Le projet d’union frontalière fait suite aux premières discussions à Riyad, cette semaine, présidées par le roi Abdullah. Le prince Saud al-Faisal a déclaré qu’un délai était nécessaire pour « amener tous les membres, et pas seulement deux ».
La Ligue arabe a mis tout son poids dans ce projet, avertissant l’Iran d’arrêter sa campagne médiatique « et les déclarations provocatrices venant de personnalités iraniennes » contre l’union politique et militaire des États du Golfe.
« Tout pas vers l’union entre Bahreïn et l’Arabie Saoudite est une question de souveraineté des deux États et des autres pays du Golfe, et aucun autre pays n’a le droit d’interférer », a déclaré le secrétaire général de la Ligue arabe, le général Nabil Elaraby.
La Syrie est également durement frappée par les sanctions internationales qui ont coûté au secteur pétrolier $4 milliards, selon le ministre Sufian Allaw, et provoqué des hausses de prix et des pénuries pour les citoyens. La production syrienne de gaz ne couvre que la moitié des besoins du pays, le prix d’une bombonne a plus que quadruplé.
Le secrétaire général de l’Onu, Ban Ki-moon, a, à nouveau, mis en garde, hier, contre une guerre civile totale en Syrie si le prétendu plan de paix actuel échouait.

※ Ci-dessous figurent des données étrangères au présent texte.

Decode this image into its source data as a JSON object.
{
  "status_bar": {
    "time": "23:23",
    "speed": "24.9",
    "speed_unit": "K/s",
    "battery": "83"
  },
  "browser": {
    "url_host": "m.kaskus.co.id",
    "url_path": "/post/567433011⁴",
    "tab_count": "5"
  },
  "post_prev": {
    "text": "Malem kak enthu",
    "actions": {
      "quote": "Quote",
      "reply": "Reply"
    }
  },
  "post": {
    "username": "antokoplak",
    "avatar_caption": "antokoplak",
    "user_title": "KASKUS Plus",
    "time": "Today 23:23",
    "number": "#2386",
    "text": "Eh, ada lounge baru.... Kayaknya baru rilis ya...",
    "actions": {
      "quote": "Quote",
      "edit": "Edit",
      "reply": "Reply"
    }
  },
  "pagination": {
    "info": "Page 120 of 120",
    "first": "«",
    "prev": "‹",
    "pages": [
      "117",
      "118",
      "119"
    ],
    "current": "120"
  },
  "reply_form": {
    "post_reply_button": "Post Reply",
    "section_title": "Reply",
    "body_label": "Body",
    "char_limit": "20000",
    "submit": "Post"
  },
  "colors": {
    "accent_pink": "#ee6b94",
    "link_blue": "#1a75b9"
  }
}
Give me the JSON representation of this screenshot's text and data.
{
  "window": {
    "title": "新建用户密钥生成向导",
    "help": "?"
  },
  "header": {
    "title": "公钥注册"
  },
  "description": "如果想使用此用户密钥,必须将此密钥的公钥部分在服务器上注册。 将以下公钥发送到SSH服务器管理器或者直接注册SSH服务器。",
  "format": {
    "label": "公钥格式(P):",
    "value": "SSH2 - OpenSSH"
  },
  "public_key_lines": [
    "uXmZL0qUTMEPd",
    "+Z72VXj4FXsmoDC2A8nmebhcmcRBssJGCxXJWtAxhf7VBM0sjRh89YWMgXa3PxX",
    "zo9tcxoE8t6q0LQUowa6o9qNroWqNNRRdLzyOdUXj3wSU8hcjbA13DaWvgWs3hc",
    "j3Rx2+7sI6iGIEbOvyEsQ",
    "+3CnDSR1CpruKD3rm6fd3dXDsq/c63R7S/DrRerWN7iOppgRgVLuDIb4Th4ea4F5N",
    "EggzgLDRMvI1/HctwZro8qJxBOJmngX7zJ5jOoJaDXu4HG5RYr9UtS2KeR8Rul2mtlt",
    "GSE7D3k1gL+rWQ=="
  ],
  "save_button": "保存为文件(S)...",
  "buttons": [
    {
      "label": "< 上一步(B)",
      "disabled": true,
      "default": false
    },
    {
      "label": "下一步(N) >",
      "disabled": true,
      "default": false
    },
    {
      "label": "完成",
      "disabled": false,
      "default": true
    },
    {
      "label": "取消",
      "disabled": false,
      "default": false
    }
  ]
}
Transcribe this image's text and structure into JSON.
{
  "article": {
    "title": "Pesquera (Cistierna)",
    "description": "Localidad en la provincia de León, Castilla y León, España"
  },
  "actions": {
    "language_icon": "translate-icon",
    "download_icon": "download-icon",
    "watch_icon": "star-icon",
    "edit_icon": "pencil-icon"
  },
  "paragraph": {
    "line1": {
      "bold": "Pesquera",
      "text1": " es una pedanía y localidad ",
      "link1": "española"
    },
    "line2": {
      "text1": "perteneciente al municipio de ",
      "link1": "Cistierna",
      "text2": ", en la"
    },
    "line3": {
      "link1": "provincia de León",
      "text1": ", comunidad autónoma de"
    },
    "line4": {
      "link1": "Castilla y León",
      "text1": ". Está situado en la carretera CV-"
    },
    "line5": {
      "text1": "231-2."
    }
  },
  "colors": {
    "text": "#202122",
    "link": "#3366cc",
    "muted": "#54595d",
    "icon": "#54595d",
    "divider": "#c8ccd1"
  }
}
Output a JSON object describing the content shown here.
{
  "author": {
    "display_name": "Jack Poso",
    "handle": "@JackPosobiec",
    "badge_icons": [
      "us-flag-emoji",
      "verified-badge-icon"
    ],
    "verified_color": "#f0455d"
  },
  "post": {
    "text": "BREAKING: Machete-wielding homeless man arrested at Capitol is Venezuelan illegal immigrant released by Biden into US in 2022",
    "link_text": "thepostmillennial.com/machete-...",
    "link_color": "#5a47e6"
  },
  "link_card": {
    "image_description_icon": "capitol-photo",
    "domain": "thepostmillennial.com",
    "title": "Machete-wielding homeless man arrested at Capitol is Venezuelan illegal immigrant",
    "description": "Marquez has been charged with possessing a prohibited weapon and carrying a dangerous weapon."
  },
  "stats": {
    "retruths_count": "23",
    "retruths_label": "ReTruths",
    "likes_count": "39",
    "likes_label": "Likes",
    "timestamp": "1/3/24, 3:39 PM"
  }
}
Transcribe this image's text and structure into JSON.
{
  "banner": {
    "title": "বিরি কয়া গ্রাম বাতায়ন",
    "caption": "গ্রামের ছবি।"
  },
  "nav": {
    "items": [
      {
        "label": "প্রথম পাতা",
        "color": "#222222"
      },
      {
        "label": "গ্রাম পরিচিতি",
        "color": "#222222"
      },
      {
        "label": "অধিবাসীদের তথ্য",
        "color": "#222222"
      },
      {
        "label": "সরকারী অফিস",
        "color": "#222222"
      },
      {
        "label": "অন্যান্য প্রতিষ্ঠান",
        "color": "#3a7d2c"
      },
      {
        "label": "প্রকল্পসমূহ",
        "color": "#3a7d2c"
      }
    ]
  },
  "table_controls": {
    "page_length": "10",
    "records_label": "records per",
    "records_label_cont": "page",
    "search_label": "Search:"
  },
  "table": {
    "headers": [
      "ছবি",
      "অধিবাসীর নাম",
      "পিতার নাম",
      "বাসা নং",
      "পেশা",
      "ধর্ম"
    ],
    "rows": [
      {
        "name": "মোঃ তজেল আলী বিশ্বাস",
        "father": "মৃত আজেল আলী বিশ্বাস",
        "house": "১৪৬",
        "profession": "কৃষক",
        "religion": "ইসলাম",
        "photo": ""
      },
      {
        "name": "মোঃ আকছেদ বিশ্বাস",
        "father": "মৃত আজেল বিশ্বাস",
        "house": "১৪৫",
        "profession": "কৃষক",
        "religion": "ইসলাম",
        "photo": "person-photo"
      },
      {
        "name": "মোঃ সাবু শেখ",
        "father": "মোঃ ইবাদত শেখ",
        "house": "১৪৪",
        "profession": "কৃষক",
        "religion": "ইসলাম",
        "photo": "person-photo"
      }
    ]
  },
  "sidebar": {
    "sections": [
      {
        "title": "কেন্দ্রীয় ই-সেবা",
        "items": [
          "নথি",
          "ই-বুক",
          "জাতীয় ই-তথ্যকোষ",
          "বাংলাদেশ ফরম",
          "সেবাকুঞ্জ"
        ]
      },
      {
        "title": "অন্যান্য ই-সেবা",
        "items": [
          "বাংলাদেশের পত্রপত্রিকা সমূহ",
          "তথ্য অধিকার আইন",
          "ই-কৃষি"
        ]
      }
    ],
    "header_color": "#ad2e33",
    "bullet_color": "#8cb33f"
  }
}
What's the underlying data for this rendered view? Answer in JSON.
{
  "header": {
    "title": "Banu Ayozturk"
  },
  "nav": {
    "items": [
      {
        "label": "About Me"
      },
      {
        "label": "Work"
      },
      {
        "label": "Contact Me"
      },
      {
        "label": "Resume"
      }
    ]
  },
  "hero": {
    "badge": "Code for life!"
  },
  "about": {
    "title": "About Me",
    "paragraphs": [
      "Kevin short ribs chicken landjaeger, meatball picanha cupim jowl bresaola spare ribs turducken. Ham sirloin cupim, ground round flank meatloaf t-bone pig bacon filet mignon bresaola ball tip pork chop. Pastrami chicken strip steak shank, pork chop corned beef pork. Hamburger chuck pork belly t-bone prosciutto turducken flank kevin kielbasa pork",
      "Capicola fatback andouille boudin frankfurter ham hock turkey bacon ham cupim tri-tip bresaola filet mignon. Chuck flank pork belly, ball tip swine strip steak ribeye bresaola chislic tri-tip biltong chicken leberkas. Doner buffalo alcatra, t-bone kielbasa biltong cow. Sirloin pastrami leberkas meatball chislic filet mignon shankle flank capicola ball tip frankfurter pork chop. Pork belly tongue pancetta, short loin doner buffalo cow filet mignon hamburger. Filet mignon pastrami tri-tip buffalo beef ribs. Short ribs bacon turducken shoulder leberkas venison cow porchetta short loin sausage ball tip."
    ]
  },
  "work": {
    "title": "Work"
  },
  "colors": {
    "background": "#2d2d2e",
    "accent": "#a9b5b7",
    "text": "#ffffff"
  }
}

Le même jour, le roi saoudien Abdullah faisait part de sa « profonde préoccupation » à propos des violences au Liban. « Compte tenu de la gravité de la crise et de la possibilité d’un conflit sectaire au Liban – et l’on se souvient de la guerre civile – nous regardons avec attention vos efforts d’intervention pour mettre fin à la crise et garder le Liban à l’écart des conflits étrangers, particulièrement la crise syrienne voisine. » De telles déclarations ne sont que cynisme. L’Onu sait très bien que Washington poursuit une politique délibérée de déstabilisation en Syrie pour justifier une guerre visant un changement de régime menée par ses alliés, en premier lieu Riyad, Ankara et Doha, avec un soutien militaire de Washington. Avec les tentatives actuelles de mettre en place une alliance sunnite d’États anti-Iraniens, on pourrait assister à l’embrasement d’une guerre à l’échelle régionale avec des conséquences dévastatrices.